The reality of covid-19 however remains ever present and the Department has warned that candidates that demonstrate COVID-19 symptoms as well as candidates that test positive will be allowed to write their examination at special isolation venues that have been arranged.

It appears that lessons from last year, when there was a lot of fear, uncertainty and a level of stigmatisation, have been learnt.

The department has announced that to accommodate the negative effects of Covid19, measures such as the provision of supplementary material, vacation classes, after-school programmes, teacher content training and placement of volunteer teachers were implemented this year.

It further noted that the education sector at large placed strong emphasis on the areas of psycho-social support for learners and teachers, curriculum coverage monitoring, extra school based tuition such as morning or afternoon and weekend classes, ICT utilisation in the form of television, radio, online and web-based platforms, peer-led study groups and the provision of additional LTSM.

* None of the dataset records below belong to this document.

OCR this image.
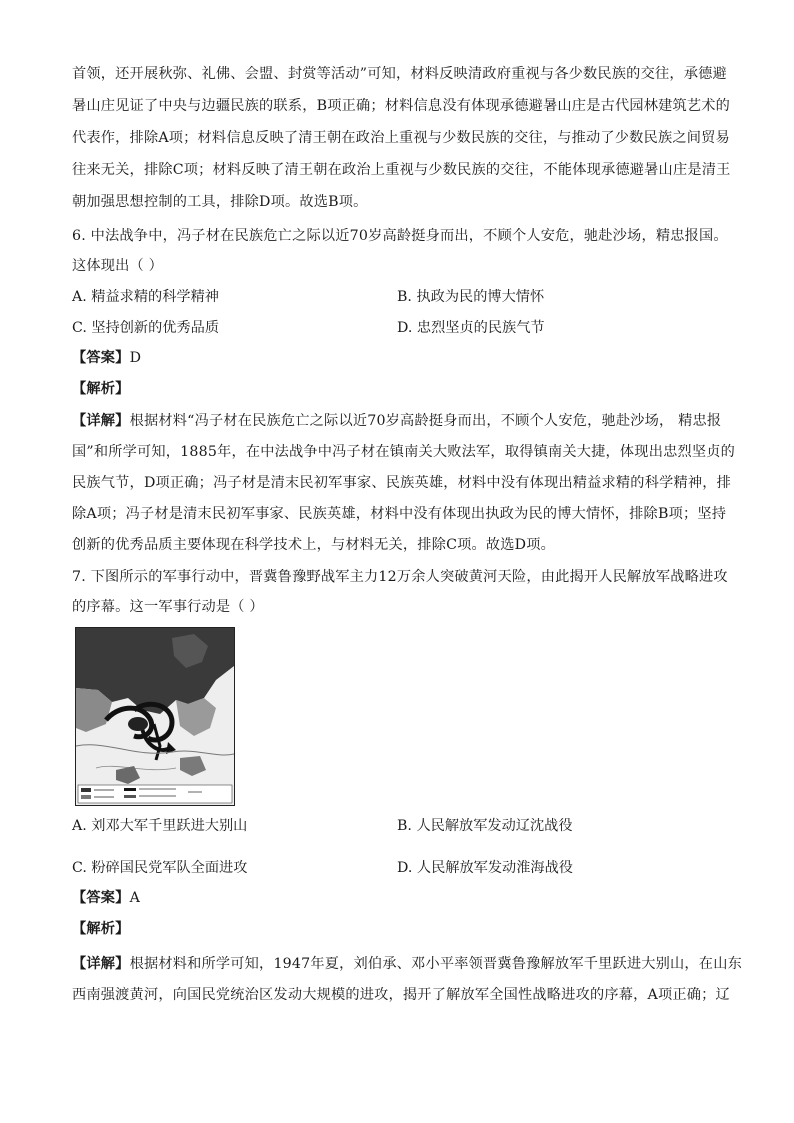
首领，还开展秋弥、礼佛、会盟、封赏等活动”可知，材料反映清政府重视与各少数民族的交往，承德避
暑山庄见证了中央与边疆民族的联系，B项正确；材料信息没有体现承德避暑山庄是古代园林建筑艺术的
代表作，排除A项；材料信息反映了清王朝在政治上重视与少数民族的交往，与推动了少数民族之间贸易
往来无关，排除C项；材料反映了清王朝在政治上重视与少数民族的交往，不能体现承德避暑山庄是清王
朝加强思想控制的工具，排除D项。故选B项。
6. 中法战争中，冯子材在民族危亡之际以近70岁高龄挺身而出，不顾个人安危，驰赴沙场，精忠报国。
这体现出（ ）
A. 精益求精的科学精神	B. 执政为民的博大情怀
C. 坚持创新的优秀品质	D. 忠烈坚贞的民族气节
【答案】D
【解析】
【详解】根据材料“冯子材在民族危亡之际以近70岁高龄挺身而出，不顾个人安危，驰赴沙场， 精忠报
国”和所学可知，1885年，在中法战争中冯子材在镇南关大败法军，取得镇南关大捷，体现出忠烈坚贞的
民族气节，D项正确；冯子材是清末民初军事家、民族英雄，材料中没有体现出精益求精的科学精神，排
除A项；冯子材是清末民初军事家、民族英雄，材料中没有体现出执政为民的博大情怀，排除B项；坚持
创新的优秀品质主要体现在科学技术上，与材料无关，排除C项。故选D项。
7. 下图所示的军事行动中，晋冀鲁豫野战军主力12万余人突破黄河天险，由此揭开人民解放军战略进攻
的序幕。这一军事行动是（ ）
A. 刘邓大军千里跃进大别山	B. 人民解放军发动辽沈战役
C. 粉碎国民党军队全面进攻	D. 人民解放军发动淮海战役
【答案】A
【解析】
【详解】根据材料和所学可知，1947年夏，刘伯承、邓小平率领晋冀鲁豫解放军千里跃进大别山，在山东
西南强渡黄河，向国民党统治区发动大规模的进攻，揭开了解放军全国性战略进攻的序幕，A项正确；辽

The World Health Organisation (WHO) has advised that whether a child should go to school depends on their health condition, the current transmission of COVID-19 within their community, and the protective measures the school and community have in place to reduce the risk of COVID-19 transmission.

With some dissenting voices calling for resistance against Covid-19 vaccination, perhaps this should serve as a wakeup call that vaccination is not just an act that serves the interests of an individual, but those of society at large, including school children who are meant to sit for an exam.

After all, life, regardless of what happens, goes on.